1Many other linearity tests have been developed in the literature. The tests generally assume that the variables under examination are either stationary I(0) or nonstationary I(1). Because of space considerations, we do not present here the number of other available linearity tests; see Yoon (Citation2009) for some references.

2To implement the W λ linearity test, I use the GAUSS program, which is available at http://www.bepress.com/snde/vol12/iss3/art2/.

3For the full sample period, the number of observations is 528. The least number of available observations is 412. Additionally, only seven time series, six interest rates and S&P's composite common stock/price-earning ratio [fspxe] are explicitly denoted as not seasonally adjusted; see the appendix in Marcellino et al. (Citation2006). Note that the DRI BASIC mnemonic is provided in square brackets throughout this study.

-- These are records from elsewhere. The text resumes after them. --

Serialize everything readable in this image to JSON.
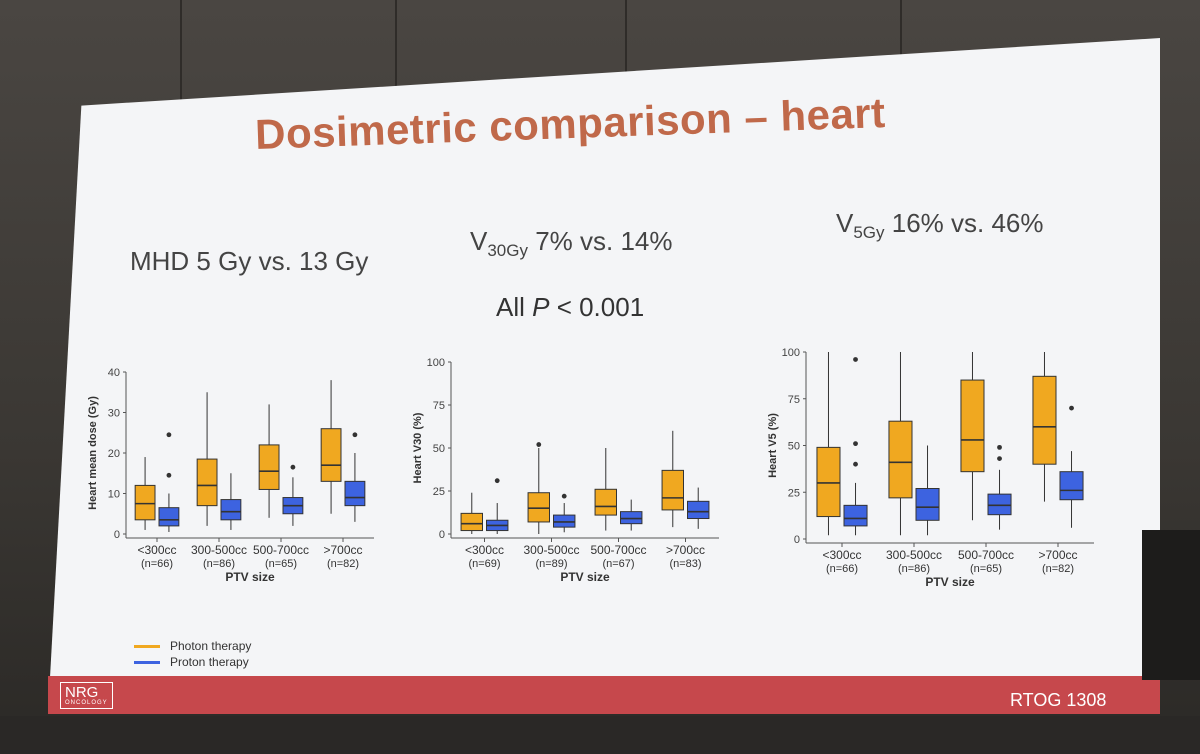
{
  "slide": {
    "title": "Dosimetric comparison – heart",
    "stats": {
      "mhd": "MHD 5 Gy vs. 13 Gy",
      "v30_pre": "V",
      "v30_sub": "30Gy",
      "v30_post": " 7% vs. 14%",
      "v5_pre": "V",
      "v5_sub": "5Gy",
      "v5_post": " 16% vs. 46%"
    },
    "pvalue": {
      "pre": "All ",
      "p": "P",
      "post": " < 0.001"
    },
    "legend": [
      {
        "label": "Photon therapy",
        "color": "#f0a820"
      },
      {
        "label": "Proton therapy",
        "color": "#3d63e0"
      }
    ],
    "footer": {
      "logo_top": "NRG",
      "logo_bottom": "ONCOLOGY",
      "trial": "RTOG 1308"
    }
  },
  "chart_data": [
    {
      "type": "box",
      "id": "mhd",
      "ylabel": "Heart mean dose (Gy)",
      "xlabel": "PTV size",
      "ylim": [
        0,
        40
      ],
      "yticks": [
        0,
        10,
        20,
        30,
        40
      ],
      "categories": [
        "<300cc",
        "300-500cc",
        "500-700cc",
        ">700cc"
      ],
      "n_labels": [
        "(n=66)",
        "(n=86)",
        "(n=65)",
        "(n=82)"
      ],
      "series": [
        {
          "name": "Photon therapy",
          "color": "#f0a820",
          "boxes": [
            {
              "min": 1,
              "q1": 3.5,
              "median": 7.5,
              "q3": 12,
              "max": 19,
              "outliers": []
            },
            {
              "min": 2,
              "q1": 7,
              "median": 12,
              "q3": 18.5,
              "max": 35,
              "outliers": []
            },
            {
              "min": 4,
              "q1": 11,
              "median": 15.5,
              "q3": 22,
              "max": 32,
              "outliers": []
            },
            {
              "min": 5,
              "q1": 13,
              "median": 17,
              "q3": 26,
              "max": 38,
              "outliers": []
            }
          ]
        },
        {
          "name": "Proton therapy",
          "color": "#3d63e0",
          "boxes": [
            {
              "min": 0.5,
              "q1": 2,
              "median": 3.5,
              "q3": 6.5,
              "max": 10,
              "outliers": [
                14.5,
                24.5
              ]
            },
            {
              "min": 1,
              "q1": 3.5,
              "median": 5.5,
              "q3": 8.5,
              "max": 15,
              "outliers": []
            },
            {
              "min": 2,
              "q1": 5,
              "median": 7,
              "q3": 9,
              "max": 14,
              "outliers": [
                16.5
              ]
            },
            {
              "min": 3,
              "q1": 7,
              "median": 9,
              "q3": 13,
              "max": 20,
              "outliers": [
                24.5
              ]
            }
          ]
        }
      ]
    },
    {
      "type": "box",
      "id": "v30",
      "ylabel": "Heart V30 (%)",
      "xlabel": "PTV size",
      "ylim": [
        0,
        100
      ],
      "yticks": [
        0,
        25,
        50,
        75,
        100
      ],
      "categories": [
        "<300cc",
        "300-500cc",
        "500-700cc",
        ">700cc"
      ],
      "n_labels": [
        "(n=69)",
        "(n=89)",
        "(n=67)",
        "(n=83)"
      ],
      "series": [
        {
          "name": "Photon therapy",
          "color": "#f0a820",
          "boxes": [
            {
              "min": 0,
              "q1": 2,
              "median": 6,
              "q3": 12,
              "max": 24,
              "outliers": []
            },
            {
              "min": 0,
              "q1": 7,
              "median": 15,
              "q3": 24,
              "max": 50,
              "outliers": [
                52
              ]
            },
            {
              "min": 2,
              "q1": 11,
              "median": 16,
              "q3": 26,
              "max": 50,
              "outliers": []
            },
            {
              "min": 4,
              "q1": 14,
              "median": 21,
              "q3": 37,
              "max": 60,
              "outliers": []
            }
          ]
        },
        {
          "name": "Proton therapy",
          "color": "#3d63e0",
          "boxes": [
            {
              "min": 0,
              "q1": 2,
              "median": 5,
              "q3": 8,
              "max": 18,
              "outliers": [
                31
              ]
            },
            {
              "min": 1,
              "q1": 4,
              "median": 7,
              "q3": 11,
              "max": 18,
              "outliers": [
                22
              ]
            },
            {
              "min": 2,
              "q1": 6,
              "median": 9,
              "q3": 13,
              "max": 20,
              "outliers": []
            },
            {
              "min": 3,
              "q1": 9,
              "median": 13,
              "q3": 19,
              "max": 27,
              "outliers": []
            }
          ]
        }
      ]
    },
    {
      "type": "box",
      "id": "v5",
      "ylabel": "Heart V5 (%)",
      "xlabel": "PTV size",
      "ylim": [
        0,
        100
      ],
      "yticks": [
        0,
        25,
        50,
        75,
        100
      ],
      "categories": [
        "<300cc",
        "300-500cc",
        "500-700cc",
        ">700cc"
      ],
      "n_labels": [
        "(n=66)",
        "(n=86)",
        "(n=65)",
        "(n=82)"
      ],
      "series": [
        {
          "name": "Photon therapy",
          "color": "#f0a820",
          "boxes": [
            {
              "min": 2,
              "q1": 12,
              "median": 30,
              "q3": 49,
              "max": 100,
              "outliers": []
            },
            {
              "min": 2,
              "q1": 22,
              "median": 41,
              "q3": 63,
              "max": 100,
              "outliers": []
            },
            {
              "min": 10,
              "q1": 36,
              "median": 53,
              "q3": 85,
              "max": 100,
              "outliers": []
            },
            {
              "min": 20,
              "q1": 40,
              "median": 60,
              "q3": 87,
              "max": 100,
              "outliers": []
            }
          ]
        },
        {
          "name": "Proton therapy",
          "color": "#3d63e0",
          "boxes": [
            {
              "min": 2,
              "q1": 7,
              "median": 11,
              "q3": 18,
              "max": 30,
              "outliers": [
                40,
                51,
                96
              ]
            },
            {
              "min": 2,
              "q1": 10,
              "median": 17,
              "q3": 27,
              "max": 50,
              "outliers": []
            },
            {
              "min": 5,
              "q1": 13,
              "median": 18,
              "q3": 24,
              "max": 37,
              "outliers": [
                43,
                49
              ]
            },
            {
              "min": 6,
              "q1": 21,
              "median": 26,
              "q3": 36,
              "max": 47,
              "outliers": [
                70
              ]
            }
          ]
        }
      ]
    }
  ]
}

4Industrial production index – total index [ips10] is also found to be nonlinear at a significance level of 10%.

5naics stands for the North American Industry Classification System, which replaced the Standard Industrial Classification from January 2003.

6They are ips18, gmcnq, msnq and rtnrq, respectively. The exceptions are industrial production and capacity utilization of nondurable manufacturing, ipd versus ipn and utl13 versus utl25. Personal consumption expenditure on new cars [gmcanq] is also nonlinear.

7Lundbergh et al. (Citation2003) instead employ ‘Employment: ratio; help-wanted ads: no. unemployed clf’ [lhelx] and estimate their time-varying STAR model. By way of contrast, we find here that the time series lhelx is linear by the Wλ test.